Mondschein J S, Hammond J M, Weisz J
J Steroid Biochem. 1987 Jan;26(1):121-4. doi: 10.1016/0022-4731(87)90039-2.
The conversion of [3H]estradiol to 2-hydroxyestradiol (2-OH-E2) by homogenates of porcine ovarian follicles was assayed in vitro in the presence and absence of 10 and 100 microM concentrations of the following potential substrates or inhibitors of estrogen-2/4-hydroxylase (E-2/4-H): (1) estrogens; estrone (E1), estriol (E3) and 17 alpha-estradiol (17 alpha-E2), (2) catecholestrogens; 2-hydroxyestradiol (2-OH-E2), 4-hydroxyestradiol (4-OH-E2) and 2-hydroxyestrone (2-OH-E1); (3) 2-methoxyestradiol (2-MeO-E2); (4) halogenated estrogens; 2-bromoestradiol, (2-Bromo-E2) 4-bromoestradiol and 2,4-dibromoestradiol; (5) androgens; testosterone (T), dihydrotestosterone (DHT) and androstenedione; (6) progesterone; (7) epinephrine; (8) inhibitors of steroid aromatase; aminoglutethimide and 4-hydroxyandrostenedione and (9) SKF 525A, an inhibitor of cytochrome P-450. Progesterone and 2-Bromo-E2 were the two most effective inhibitors (2-OH-E2 formation = 4 and 5% of control at 100 microM and 29.6 and 17.4% at 10 microM of progesterone and 2-Bromo-E2, respectively). 2-MeO-E2 at 100 microM was nearly as effective as progesterone in inhibiting E-2/4-H activity but only caused about 50% inhibition at 10 microM. The three catecholestrogens reduced 2-OH-E2 formation to about the same degree (21-23% of control at 100 microM). The 2,4-dibromo-E2 was equipotent with the catecholestrogens while 4-bromo-E2 was about half as effective. The phenolic estrogens, potential substrates for the enzyme, reduced 2-OH-E2 formation to different degrees, with E3 being the most effective. Among the androgens, DHT was almost as effective an inhibitor as the catecholestrogens, T was about half as effective while androstenedione had no effect. Epinephrine and the two inhibitors of aromatase did not inhibit E-2/4-H activity. SKF 525A inhibited E-2/4-H activity but with a potency only about 1/10th that reported for liver.

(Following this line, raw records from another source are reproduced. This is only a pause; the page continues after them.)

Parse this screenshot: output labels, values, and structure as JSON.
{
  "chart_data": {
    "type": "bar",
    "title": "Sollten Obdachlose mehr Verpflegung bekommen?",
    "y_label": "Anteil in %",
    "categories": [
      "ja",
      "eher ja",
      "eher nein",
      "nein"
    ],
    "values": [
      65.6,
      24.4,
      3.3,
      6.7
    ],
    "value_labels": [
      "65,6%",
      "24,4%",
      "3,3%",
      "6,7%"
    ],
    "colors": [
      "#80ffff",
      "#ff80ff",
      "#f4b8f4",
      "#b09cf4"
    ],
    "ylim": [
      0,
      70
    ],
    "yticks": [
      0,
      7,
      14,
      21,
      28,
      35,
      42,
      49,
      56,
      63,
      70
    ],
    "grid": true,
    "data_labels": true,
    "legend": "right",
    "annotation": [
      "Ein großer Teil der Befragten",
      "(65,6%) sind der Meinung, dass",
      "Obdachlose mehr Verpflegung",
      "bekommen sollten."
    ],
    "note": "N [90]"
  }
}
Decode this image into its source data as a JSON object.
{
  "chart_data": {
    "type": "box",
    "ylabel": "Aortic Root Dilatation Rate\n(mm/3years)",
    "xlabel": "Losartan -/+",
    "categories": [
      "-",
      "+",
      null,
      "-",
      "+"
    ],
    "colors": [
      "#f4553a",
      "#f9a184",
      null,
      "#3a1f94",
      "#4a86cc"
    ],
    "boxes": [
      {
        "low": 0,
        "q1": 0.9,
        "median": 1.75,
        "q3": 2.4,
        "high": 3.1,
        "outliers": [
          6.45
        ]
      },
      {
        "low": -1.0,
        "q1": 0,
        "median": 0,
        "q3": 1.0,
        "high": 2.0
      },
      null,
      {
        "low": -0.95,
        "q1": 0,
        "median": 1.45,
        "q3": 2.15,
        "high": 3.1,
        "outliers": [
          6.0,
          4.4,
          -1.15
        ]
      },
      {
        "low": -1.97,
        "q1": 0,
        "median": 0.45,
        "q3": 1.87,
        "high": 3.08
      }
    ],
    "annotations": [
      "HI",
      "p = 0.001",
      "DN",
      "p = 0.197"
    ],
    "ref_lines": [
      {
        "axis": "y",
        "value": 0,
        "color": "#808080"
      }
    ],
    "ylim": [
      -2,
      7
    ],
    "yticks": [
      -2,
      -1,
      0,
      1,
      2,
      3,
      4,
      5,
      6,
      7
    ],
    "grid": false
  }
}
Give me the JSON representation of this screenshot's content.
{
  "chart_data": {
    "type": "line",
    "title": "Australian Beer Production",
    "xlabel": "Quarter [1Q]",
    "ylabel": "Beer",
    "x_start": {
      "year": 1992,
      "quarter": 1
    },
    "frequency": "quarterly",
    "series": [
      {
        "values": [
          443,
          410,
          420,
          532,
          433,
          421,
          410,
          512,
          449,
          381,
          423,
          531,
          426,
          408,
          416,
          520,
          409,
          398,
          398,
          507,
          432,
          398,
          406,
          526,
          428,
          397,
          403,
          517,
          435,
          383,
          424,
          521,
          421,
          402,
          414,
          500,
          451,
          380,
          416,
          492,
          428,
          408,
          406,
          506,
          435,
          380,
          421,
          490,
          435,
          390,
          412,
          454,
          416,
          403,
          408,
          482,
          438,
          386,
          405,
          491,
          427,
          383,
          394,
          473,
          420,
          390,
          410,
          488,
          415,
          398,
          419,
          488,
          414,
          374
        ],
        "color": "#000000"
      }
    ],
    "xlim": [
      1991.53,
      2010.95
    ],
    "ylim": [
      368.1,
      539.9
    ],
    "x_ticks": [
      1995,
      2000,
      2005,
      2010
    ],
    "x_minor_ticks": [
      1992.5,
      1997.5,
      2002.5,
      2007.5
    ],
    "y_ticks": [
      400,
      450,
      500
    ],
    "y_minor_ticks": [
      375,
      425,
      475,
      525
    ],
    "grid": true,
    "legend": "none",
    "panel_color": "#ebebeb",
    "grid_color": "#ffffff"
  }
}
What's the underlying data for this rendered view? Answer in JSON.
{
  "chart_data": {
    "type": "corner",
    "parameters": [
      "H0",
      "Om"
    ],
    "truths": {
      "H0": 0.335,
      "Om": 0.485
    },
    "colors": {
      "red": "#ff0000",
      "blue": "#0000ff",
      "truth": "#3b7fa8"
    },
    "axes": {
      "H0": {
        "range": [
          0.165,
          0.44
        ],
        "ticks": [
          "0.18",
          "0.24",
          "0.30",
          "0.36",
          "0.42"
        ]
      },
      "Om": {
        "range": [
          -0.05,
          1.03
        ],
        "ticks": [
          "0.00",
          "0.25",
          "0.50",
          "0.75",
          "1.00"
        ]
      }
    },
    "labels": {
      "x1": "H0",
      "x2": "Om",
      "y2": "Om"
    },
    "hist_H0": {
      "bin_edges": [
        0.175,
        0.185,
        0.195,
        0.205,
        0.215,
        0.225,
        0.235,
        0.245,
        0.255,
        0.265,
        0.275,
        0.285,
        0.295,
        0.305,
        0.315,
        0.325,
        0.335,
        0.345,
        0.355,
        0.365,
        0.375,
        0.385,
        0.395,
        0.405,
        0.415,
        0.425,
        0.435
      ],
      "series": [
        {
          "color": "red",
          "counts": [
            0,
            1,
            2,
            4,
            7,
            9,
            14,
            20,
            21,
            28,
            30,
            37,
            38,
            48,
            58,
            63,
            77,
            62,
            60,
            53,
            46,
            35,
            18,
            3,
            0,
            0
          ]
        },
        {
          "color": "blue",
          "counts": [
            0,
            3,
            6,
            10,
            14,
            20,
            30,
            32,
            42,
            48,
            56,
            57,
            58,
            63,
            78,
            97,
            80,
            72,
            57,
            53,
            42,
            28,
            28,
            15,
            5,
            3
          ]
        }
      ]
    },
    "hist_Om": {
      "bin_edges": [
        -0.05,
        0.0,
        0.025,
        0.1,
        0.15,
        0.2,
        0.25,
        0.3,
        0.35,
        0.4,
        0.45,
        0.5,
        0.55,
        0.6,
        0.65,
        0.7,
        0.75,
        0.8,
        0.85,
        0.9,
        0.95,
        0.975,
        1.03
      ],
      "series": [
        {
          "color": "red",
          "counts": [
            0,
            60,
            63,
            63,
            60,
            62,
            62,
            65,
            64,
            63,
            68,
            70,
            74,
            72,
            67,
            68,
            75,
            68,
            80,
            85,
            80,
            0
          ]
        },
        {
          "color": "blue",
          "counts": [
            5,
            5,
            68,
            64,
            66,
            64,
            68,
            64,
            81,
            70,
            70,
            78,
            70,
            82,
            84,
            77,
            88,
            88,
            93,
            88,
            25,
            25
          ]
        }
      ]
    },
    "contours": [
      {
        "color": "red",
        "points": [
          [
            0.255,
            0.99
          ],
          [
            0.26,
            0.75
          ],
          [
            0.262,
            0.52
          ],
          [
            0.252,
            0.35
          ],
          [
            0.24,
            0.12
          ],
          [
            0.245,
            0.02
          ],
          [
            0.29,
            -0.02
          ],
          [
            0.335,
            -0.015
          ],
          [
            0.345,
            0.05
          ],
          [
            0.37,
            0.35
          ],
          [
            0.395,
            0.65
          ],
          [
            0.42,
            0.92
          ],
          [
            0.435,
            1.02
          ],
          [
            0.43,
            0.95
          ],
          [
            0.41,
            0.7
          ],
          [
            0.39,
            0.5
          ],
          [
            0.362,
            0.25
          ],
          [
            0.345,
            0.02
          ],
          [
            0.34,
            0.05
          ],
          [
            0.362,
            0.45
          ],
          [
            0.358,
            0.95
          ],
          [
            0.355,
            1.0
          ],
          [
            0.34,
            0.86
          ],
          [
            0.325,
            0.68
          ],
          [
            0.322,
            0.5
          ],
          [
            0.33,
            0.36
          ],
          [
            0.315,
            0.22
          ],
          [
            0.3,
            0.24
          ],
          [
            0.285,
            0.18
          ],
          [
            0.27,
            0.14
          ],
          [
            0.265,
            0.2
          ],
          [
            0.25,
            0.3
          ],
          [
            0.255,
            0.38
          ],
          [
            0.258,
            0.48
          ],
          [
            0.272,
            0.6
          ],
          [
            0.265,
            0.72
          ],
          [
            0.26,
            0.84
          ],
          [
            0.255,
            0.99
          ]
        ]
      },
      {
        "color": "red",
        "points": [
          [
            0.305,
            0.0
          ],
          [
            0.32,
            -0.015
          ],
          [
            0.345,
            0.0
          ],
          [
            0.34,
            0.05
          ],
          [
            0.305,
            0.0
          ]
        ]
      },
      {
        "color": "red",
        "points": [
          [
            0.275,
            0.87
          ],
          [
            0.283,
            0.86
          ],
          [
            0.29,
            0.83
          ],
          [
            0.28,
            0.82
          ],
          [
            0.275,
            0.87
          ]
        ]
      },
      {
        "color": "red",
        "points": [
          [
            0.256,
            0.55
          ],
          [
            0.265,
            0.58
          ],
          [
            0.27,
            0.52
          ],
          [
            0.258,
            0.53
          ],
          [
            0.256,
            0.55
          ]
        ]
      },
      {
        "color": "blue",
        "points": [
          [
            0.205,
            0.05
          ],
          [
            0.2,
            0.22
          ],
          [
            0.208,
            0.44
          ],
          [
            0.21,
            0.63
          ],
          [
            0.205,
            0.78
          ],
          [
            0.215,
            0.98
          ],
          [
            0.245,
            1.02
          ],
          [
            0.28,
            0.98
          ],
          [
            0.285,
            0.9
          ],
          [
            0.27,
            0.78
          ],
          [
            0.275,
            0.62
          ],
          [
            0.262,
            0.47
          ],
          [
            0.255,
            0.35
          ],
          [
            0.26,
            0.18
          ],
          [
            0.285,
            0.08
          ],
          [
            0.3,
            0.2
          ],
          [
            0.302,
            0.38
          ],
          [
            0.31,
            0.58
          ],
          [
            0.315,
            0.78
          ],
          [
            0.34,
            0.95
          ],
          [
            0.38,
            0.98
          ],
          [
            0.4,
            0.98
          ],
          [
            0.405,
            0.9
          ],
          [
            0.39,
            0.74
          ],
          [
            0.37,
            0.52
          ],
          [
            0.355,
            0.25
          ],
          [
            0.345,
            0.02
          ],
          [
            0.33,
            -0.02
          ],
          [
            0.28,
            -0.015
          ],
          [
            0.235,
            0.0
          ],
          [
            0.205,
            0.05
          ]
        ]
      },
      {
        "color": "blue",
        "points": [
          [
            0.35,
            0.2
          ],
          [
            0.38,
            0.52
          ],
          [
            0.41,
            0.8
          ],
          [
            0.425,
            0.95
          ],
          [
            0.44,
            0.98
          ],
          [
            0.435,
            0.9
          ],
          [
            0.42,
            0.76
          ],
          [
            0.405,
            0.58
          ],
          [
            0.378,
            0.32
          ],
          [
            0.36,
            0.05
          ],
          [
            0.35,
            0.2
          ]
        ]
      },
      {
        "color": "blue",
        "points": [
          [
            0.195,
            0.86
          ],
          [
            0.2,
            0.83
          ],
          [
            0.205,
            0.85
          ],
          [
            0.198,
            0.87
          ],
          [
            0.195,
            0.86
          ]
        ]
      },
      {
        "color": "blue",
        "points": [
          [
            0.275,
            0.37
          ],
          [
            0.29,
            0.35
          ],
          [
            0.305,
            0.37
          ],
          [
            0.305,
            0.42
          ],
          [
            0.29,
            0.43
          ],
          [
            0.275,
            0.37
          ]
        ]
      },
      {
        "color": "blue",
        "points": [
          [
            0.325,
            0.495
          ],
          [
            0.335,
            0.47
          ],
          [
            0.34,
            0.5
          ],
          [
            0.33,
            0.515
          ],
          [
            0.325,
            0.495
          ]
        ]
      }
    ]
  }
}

在存在和不存在10和100微摩尔浓度的以下雌激素-2/4-羟化酶(E-2/4-H)的潜在底物或抑制剂的情况下,体外测定猪卵巢卵泡匀浆将[3H]雌二醇转化为2-羟雌二醇(2-OH-E2)的情况:(1)雌激素;雌酮(E1)、雌三醇(E3)和17α-雌二醇(17α-E2);(2)儿茶酚雌激素;2-羟雌二醇(2-OH-E2)、4-羟雌二醇(4-OH-E2)和2-羟雌酮(2-OH-E1);(3)2-甲氧基雌二醇(2-MeO-E2);(4)卤代雌激素;2-溴雌二醇(2-Bromo-E2)、4-溴雌二醇和2,4-二溴雌二醇;(5)雄激素;睾酮(T)、二氢睾酮(DHT)和雄烯二酮;(6)孕酮;(7)肾上腺素;(8)类固醇芳香化酶抑制剂;氨鲁米特和4-羟基雄烯二酮;(9)细胞色素P-450抑制剂SKF 525A。孕酮和2-溴雌二醇是两种最有效的抑制剂(在100微摩尔时,2-OH-E2形成分别为对照的4%和5%;在10微摩尔时,孕酮和2-溴雌二醇分别为29.6%和17.4%)。100微摩尔的2-甲氧基雌二醇在抑制E-2/4-H活性方面几乎与孕酮一样有效,但在10微摩尔时仅引起约50%的抑制。三种儿茶酚雌激素将2-OH-E2形成降低到大致相同的程度(在100微摩尔时为对照的21%-23%)。2,4-二溴雌二醇与儿茶酚雌激素等效,而4-溴雌二醇的效果约为其一半。酚类雌激素作为该酶的潜在底物,不同程度地降低了2-OH-E2的形成,其中E3最有效。在雄激素中,二氢睾酮作为抑制剂几乎与儿茶酚雌激素一样有效,睾酮约为其一半,而雄烯二酮没有作用。肾上腺素和两种芳香化酶抑制剂不抑制E-2/4-H活性。SKF 525A抑制E-2/4-H活性,但其效力仅约为肝脏报道值的1/10。